A 20h00, dans plusieurs quartiers de la ville, certains habitants ont allumé de petites lumières dans les rues ou aux fenêtres, soit de vraies bougies, soit les torches de téléphones portables, ont pu constater les journalistes de l’AFP. D’autres ont assisté à des services religieux dans différentes églises, qui avaient annoncé ouvrir leurs portes pour l’occasion.
« Je ne suis pas catholique et normalement je ne viens pas à l’église, mais je voulais être là pour cette occasion, je pense que c’est important de commémorer cet événement », a expliqué à l’AFP une jeune femme qui s’est simplement présentée comme Beth. Quelque 7.000 policiers ont été mobilisés pour empêcher toute manifestation pro-démocratie lors de cet anniversaire, et les autorités ont prévenu qu’elles adopteraient une approche de tolérance zéro.
A l’aube vendredi, la police hongkongaise a arrêté Chow Hang-tung, l’une des vice-présidentes de l’Alliance Hong Kong, à l’origine de l’organisation de cette veillée.
Quatre policiers ont procédé à son arrestation devant son bureau en centre-ville. Cette avocate de 37 ans était jusqu’alors l’une des rares figures du mouvement pro-démocratie à ne pas être en détention ou à ne pas avoir choisi l’exil. La police a confirmé avoir arrêté Mme Chow et un homme âgé d’une vingtaine d’années pour avoir annoncé un rassemblement illégal via les réseaux sociaux.
« Le régime veut nous apprendre que la résistance est inutile, mais nous allons les contre-éduquer », a écrit plus tard Mme Chow, dans une déclaration commune avec d’autres militants, Raphael Wong et Tsui Hon-kwong.
Les autorités ont invoqué comme l’an passé les restrictions liées à la pandémie de coronavirus pour interdire la veillée. Pourtant, la ville n’a enregistré aucun cas de contamination locale d’origine non identifiée en plus d’un mois. Après cette interdiction, l’Alliance Hong Kong avait annoncé qu’elle n’organiserait pas la veillée.
Mme Chow avait en revanche indiqué à la presse qu’elle prévoyait de se rendre à titre personnel au Parc Victoria, où se recueillaient pacifiquement jusqu’à l’an passé une foule d’habitants.

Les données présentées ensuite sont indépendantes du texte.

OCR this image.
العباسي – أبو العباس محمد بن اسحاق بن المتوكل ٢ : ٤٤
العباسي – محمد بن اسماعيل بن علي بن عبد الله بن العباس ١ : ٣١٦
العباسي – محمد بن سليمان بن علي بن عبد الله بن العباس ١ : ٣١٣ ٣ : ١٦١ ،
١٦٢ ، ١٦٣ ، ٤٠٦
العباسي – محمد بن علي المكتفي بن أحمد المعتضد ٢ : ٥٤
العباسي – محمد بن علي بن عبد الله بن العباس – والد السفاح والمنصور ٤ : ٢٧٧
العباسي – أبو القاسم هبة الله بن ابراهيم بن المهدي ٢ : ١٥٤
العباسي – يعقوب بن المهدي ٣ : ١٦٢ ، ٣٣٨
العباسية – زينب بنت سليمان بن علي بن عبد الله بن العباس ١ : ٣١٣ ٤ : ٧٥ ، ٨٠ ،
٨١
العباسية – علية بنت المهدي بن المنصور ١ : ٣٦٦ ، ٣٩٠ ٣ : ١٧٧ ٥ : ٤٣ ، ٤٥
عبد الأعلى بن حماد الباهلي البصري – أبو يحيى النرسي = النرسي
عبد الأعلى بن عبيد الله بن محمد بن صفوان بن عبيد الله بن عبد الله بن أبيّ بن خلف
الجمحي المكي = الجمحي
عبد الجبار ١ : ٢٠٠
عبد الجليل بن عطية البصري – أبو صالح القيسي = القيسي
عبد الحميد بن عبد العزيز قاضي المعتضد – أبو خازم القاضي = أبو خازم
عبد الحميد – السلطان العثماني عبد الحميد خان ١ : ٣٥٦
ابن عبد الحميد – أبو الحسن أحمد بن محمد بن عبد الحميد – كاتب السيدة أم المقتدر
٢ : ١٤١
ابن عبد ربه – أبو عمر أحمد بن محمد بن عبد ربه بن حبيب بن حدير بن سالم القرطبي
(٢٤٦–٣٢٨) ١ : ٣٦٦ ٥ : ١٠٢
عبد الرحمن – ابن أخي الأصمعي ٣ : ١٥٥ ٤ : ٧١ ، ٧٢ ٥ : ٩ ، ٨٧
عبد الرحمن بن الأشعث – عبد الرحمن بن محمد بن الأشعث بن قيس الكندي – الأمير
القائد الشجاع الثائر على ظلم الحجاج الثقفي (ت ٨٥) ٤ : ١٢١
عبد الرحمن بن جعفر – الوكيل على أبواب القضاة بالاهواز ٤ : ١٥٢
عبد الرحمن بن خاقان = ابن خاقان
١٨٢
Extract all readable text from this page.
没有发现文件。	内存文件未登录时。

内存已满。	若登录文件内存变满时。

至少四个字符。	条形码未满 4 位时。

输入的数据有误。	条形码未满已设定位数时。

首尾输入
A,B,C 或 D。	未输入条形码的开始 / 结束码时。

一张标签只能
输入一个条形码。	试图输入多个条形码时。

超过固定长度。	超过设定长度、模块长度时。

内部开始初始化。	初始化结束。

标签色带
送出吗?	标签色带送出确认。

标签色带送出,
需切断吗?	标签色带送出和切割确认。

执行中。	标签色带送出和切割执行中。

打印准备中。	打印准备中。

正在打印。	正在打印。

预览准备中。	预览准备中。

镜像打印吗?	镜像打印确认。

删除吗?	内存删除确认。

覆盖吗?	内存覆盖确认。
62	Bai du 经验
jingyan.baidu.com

En un an, le climat politique s’est considérablement dégradé dans l’ex-colonie britannique avec la répression implacable du mouvement pro-démocratie qui avait mobilisé massivement dans les rues en 2019 la population contre les ingérences de Pékin. L’instrument de cette reprise en main est une loi draconienne sur la sécurité nationale à la formulation très floue, qui a pour effet d’empêcher presque toute forme de dissidence.
L’an dernier, la police avait déjà interdit la veillée, mais avait observé sans intervenir le milliers de personnes qui s’était rassemblé malgré l’interdiction dans le Parc Victoria. Certains organisateurs ont depuis écopé de peines d’emprisonnement.
Plus d’une centaine de membres du mouvement pro-démocratie ont, à ce jour, été arrêtées en vertu de la loi sur la sécurité nationale, passible de la prison à vie. La plupart se sont vu refuser toute libération sous caution et se trouvent actuellement derrière les barreaux.
A Pékin, le dispositif de sécurité était renforcé vendredi sur la place Tiananmen, la police contrôlant les identités à chaque point d’accès, a constaté un journaliste de l’AFP. En Chine continentale, cette répression, qui fit des centaines voire plus d’un millier de morts, demeure un tabou. Vendredi, le secrétaire d’État américain Antony Blinken a demandé à Pékin de fournir un bilan humain de ces événements.
Quelques heures plus tard, le porte-parole du ministère chinois des Affaires étrangères, Wang Wenbin, a appelé Washington à « regarder en face ses propres méfaits en matière de droits de l’Homme ».